Samstag, 15. April 2017

KPR-3: Jour 8 | Mühlhausen – Schlotheim





Visite de l’atelier d'Olaf Meinel et découverte de son monde. Ce qui m’impressionne chez lui : sa douceur et son regard profond. On se tutoie. Il me raconte les concours de sculpture en Italie où il avait deux semaines pour créer ce qu’il avait proposé. Tailler dans le marbre, des blocs et des blocs. Il a la mélancolie de ce temps en Sardaigne. Maintenant, il ne peut plus entreprendre de tels voyages et surtout de tels ouvrages ! Hyper physique ! Il se définit comme un artisan d’art et non comme un artiste, il a étudié à Weissensee et maîtrise les proportions et ses outils, il me parle d’une femme : « ça, c’est une artiste, parce qu’elle peint de manière autodidacte, avec son âme ».

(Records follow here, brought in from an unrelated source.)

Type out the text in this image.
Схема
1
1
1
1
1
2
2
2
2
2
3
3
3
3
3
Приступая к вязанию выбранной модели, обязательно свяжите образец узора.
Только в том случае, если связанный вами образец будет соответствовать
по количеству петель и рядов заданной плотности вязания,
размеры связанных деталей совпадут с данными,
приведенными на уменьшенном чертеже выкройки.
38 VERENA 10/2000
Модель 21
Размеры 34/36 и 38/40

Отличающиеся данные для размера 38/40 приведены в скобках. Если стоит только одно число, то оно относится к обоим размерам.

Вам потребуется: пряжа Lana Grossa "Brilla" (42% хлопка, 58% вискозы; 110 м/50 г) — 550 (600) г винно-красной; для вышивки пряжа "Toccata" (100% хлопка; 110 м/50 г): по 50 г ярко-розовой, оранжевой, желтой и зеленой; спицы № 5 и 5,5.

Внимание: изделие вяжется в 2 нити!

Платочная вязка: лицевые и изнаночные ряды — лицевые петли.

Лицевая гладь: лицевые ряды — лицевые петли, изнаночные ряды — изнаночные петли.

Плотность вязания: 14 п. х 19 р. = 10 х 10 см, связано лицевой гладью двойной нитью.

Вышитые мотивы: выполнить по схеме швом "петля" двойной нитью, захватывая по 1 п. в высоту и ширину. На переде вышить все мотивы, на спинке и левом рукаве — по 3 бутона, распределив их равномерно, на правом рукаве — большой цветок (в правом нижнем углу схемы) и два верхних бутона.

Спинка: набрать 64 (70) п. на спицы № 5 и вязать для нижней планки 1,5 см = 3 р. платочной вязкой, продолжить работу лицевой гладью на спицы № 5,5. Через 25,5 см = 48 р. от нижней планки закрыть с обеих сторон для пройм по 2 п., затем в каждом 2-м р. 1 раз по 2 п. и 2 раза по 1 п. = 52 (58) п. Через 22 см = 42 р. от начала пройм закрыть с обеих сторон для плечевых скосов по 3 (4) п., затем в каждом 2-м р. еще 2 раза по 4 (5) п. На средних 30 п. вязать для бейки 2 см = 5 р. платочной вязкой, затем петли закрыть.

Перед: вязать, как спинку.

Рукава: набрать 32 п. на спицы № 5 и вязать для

Le thème de l’âme se révèle quasiment à chaque discussion que j’ai eue. L’âme, c’est bien que ce thème ait surgi. J’accueille ce sujet et laisse murir ma réflexion personnelle.

Je quitte cette ville et traverse des vastes champs d’herbe verte. Ces étendues ! L’Allemagne, tu peux y respirer. Les villages ne se touchent pas.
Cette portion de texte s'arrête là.